De l'électroménager aux lampes
Ionna Vautrin a grandi près de Nantes. Elle a 5 ans quand un potier lui ouvre son atelier. C'est là que naît, dit-elle, son goût pour les objets, son envie de dessiner, sa passion et sa motivation. Assez vite, elle veut en faire son métier. Ses parents, grossistes en produits frais bio, ne sont pas très chauds. Ce monde du design n'est pas très accessible. Le bac en poche, elle entre à l'École de design de Nantes-Atlantique. Après cinq ans de formation et d'initiation, elle peut commencer à barouder. Elle dessine des chaussures pour Camper, aux Baléares, ravie, dit-elle, de commencer sa vie professionnelle dans les produits industriels. Puis Milan, la capitale du design, va lui ouvrir les bras. Chez George Sowden - une référence - elle se branche sur l'électroménager, elle relooke Robots Marie et autres moulinettes. Toujours de l'industriel. Avec d'autres jeunes designers, elle s'immerge avec délectation dans le Salon du meuble de Milan, le rendez-vous des créateurs du monde entier. «C'est notre festival de Cannes!», dit-elle dans un éclat de rire. Ionna nous fait découvrir ses premières créations. Tout d'abord, «Jeannette et Jacquette», des objets blancs agrémentés de dentelle de porcelaine. «Un clin d'oeil à mes grands-mères!», commente Ionna. Elle crée une tirelire baptisée, non sans humour, «Pour ma retraite». Ionna a suffisamment de bouteille et entre dans l'atelier de grands, celui des (jeunes) frères bretons Erwan et Ronan Bouroullec. Après le boulot, Ionna passe à ses propres créations. Elle vole vers des contrées lointaines. Vont naître ainsi les Moaïs, une forêt de lampes de toutes les couleurs, clin d'oeil, cette fois, aux célèbres statues de l'île de Pâques.

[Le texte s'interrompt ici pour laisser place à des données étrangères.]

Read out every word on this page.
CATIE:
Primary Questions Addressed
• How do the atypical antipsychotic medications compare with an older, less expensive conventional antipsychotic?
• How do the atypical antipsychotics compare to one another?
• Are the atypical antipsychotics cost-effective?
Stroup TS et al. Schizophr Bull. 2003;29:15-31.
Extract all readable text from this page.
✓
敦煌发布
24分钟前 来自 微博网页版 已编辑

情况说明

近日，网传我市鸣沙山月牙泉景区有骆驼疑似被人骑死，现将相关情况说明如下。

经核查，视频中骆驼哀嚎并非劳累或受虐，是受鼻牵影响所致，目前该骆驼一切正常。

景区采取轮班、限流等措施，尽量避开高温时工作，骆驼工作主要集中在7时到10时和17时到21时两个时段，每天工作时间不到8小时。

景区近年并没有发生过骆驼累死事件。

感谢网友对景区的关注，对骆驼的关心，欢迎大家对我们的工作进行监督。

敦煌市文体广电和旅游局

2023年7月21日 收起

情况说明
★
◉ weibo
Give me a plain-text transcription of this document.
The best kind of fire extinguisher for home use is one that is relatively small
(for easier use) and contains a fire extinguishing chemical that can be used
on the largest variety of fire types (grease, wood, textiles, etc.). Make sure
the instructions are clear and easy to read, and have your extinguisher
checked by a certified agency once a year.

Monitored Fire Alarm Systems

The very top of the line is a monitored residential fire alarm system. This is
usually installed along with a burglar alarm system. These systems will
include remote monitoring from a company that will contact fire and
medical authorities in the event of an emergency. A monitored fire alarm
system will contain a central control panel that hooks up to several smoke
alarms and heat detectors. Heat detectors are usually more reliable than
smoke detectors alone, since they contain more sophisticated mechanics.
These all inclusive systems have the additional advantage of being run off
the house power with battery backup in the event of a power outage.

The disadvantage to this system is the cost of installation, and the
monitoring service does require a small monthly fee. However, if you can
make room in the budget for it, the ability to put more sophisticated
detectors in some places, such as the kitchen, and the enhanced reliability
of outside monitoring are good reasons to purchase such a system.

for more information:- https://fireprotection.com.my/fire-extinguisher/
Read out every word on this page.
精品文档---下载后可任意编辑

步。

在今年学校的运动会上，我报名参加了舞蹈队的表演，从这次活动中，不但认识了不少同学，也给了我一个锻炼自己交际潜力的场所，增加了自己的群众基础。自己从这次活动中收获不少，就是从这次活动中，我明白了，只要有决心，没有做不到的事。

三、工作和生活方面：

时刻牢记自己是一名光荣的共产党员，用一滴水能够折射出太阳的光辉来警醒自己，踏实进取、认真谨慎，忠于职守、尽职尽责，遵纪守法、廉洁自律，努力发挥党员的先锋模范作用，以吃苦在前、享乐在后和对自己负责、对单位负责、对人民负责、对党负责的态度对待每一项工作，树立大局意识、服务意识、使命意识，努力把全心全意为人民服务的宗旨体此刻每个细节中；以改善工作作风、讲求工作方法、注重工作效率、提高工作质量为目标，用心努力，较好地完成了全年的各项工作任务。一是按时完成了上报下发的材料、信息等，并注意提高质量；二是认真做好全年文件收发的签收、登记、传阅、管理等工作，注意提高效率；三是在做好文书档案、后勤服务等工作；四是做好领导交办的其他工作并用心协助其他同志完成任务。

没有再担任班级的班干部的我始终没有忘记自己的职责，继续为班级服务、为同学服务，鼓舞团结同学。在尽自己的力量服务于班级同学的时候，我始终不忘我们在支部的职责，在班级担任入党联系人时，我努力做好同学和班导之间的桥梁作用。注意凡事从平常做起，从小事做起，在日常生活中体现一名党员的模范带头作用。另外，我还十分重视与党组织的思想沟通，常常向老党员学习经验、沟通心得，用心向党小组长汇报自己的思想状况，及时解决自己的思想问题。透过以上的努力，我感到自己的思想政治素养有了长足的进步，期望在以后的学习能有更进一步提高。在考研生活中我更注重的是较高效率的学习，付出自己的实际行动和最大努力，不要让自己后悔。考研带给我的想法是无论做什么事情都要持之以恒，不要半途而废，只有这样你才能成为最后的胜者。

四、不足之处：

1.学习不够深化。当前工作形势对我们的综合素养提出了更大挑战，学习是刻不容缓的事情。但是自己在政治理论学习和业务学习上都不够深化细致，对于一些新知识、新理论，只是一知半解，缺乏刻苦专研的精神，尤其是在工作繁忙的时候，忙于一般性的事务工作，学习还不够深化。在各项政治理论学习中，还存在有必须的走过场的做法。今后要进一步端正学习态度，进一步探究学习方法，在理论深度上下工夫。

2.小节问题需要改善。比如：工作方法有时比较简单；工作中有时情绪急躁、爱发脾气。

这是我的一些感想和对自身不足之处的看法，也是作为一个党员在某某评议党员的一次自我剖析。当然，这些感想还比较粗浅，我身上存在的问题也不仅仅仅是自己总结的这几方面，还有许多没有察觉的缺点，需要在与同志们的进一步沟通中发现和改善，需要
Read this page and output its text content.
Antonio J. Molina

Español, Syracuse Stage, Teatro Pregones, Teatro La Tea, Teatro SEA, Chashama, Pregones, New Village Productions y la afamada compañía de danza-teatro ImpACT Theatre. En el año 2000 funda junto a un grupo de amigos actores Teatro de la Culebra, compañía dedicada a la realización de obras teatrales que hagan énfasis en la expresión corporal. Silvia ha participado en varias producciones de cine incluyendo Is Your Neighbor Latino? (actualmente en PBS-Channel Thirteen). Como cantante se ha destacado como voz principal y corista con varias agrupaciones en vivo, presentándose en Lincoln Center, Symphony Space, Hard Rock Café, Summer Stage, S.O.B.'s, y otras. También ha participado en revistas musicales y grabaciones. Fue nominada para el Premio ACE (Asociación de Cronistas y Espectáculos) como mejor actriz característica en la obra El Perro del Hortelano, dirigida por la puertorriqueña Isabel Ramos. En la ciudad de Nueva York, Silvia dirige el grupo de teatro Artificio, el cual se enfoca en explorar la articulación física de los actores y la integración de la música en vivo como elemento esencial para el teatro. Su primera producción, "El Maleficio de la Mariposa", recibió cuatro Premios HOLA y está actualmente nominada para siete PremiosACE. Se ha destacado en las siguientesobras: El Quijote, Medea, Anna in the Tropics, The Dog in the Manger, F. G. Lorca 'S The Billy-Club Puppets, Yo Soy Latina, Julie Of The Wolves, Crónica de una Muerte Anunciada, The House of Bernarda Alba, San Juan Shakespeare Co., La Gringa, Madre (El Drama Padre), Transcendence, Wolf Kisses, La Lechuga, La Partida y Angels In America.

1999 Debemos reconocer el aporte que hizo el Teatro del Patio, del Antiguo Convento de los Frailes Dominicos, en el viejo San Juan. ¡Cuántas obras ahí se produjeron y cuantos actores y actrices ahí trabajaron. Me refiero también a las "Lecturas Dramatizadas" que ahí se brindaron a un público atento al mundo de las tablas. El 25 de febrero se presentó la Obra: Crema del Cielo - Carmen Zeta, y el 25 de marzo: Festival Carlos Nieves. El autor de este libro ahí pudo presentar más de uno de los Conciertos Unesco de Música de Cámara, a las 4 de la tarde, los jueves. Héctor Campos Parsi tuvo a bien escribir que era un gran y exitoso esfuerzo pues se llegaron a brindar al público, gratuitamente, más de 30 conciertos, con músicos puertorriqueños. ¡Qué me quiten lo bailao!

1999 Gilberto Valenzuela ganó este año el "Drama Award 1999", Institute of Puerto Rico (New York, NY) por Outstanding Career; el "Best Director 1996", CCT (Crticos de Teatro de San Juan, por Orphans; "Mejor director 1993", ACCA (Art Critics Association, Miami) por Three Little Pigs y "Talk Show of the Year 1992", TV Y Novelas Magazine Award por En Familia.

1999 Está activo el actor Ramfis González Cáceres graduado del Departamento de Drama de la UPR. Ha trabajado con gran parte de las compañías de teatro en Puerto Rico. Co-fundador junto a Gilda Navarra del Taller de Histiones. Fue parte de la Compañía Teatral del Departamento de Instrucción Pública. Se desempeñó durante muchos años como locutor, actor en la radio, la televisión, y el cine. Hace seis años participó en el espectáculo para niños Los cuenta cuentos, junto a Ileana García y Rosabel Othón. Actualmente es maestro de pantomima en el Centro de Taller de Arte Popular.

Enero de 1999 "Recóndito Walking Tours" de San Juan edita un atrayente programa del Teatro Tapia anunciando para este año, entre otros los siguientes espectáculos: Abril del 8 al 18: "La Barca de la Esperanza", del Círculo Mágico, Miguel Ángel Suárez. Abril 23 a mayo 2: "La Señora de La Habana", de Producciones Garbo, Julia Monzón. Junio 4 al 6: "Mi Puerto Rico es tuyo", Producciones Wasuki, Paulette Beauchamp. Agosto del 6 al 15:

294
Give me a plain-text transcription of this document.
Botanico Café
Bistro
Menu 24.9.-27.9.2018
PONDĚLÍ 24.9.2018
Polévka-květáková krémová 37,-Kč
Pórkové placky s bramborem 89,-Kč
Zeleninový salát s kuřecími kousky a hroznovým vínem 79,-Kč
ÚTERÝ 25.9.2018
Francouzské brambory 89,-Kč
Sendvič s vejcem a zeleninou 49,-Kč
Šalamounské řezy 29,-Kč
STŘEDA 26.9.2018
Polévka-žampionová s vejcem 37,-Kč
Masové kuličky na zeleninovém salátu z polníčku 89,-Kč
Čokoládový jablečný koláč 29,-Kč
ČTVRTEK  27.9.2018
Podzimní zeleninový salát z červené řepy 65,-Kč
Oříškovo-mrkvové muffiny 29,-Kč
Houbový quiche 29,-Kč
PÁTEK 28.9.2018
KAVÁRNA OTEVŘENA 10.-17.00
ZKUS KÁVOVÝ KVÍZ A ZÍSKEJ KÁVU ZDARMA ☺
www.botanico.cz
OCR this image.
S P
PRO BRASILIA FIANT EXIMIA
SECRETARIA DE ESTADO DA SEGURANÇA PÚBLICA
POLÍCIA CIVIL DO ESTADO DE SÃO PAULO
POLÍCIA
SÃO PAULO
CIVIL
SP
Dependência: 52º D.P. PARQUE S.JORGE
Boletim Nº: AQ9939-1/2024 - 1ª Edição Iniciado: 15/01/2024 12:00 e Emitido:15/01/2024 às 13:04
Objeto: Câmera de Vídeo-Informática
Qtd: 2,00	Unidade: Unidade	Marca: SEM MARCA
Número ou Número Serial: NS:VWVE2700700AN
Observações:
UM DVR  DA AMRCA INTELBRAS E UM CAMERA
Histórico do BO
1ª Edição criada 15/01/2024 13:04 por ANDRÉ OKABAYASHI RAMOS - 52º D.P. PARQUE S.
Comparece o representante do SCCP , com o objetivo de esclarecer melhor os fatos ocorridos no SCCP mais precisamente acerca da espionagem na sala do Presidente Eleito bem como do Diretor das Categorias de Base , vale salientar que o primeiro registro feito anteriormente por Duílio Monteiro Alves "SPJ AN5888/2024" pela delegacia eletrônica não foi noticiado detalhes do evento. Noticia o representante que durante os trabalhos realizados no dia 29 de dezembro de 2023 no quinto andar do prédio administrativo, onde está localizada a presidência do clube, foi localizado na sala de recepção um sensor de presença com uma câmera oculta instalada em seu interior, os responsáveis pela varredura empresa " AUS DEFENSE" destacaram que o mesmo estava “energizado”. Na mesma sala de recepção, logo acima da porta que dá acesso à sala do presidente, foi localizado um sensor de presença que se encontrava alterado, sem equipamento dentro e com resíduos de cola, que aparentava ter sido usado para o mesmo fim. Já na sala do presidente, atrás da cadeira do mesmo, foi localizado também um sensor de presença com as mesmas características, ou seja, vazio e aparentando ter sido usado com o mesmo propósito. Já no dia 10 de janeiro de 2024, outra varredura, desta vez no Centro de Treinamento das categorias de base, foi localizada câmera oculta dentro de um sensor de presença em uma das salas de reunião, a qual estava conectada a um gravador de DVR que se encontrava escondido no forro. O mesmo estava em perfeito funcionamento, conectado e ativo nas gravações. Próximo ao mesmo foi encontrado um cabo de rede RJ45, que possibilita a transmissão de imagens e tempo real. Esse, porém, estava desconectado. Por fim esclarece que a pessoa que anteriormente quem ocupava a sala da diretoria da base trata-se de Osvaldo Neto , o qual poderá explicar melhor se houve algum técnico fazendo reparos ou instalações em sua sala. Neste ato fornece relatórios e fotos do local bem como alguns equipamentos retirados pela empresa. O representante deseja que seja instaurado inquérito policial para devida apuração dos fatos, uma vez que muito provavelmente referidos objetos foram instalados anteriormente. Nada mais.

Un oiseau rare dans le design
Un maître du luminaire, Foscarini, fait appel à elle. Il veut donner sa chance à une femme, oiseau rare dans le design. Il veut une petite lampe, à un prix abordable (rare aussi dans le secteur!). La gestation de Binic aura été rapide: 13 mois avant de voir le jour, en octobre2010. La petite Binic s'envole. Ionna Vautrin aussi: elle a décroché, en décembre dernier, le Grand prix de la Ville de Paris. Une reconnaissance de la profession. «Je ne fais pas ce métier pour devenir star mais pour pouvoir vivre de ce que j'ai envie de faire». Désormais, elle le peut. Elle travaille chez elle, et pour elle. Début avril, Ionna va présenter à Milan «Forêt illuminée», une lampe en papier et un miroir bombé baptisé «oeil de sorcière». Elle aime toujours sa petite Binic, sa création. Elle la regarde avec tendresse. «Quand je la vois maintenant, je me sens un peu dépossédée. Elle vole de ses propres ailes». Elle va mener son petit bonhomme de chemin. Tout comme Ionna Vautrin.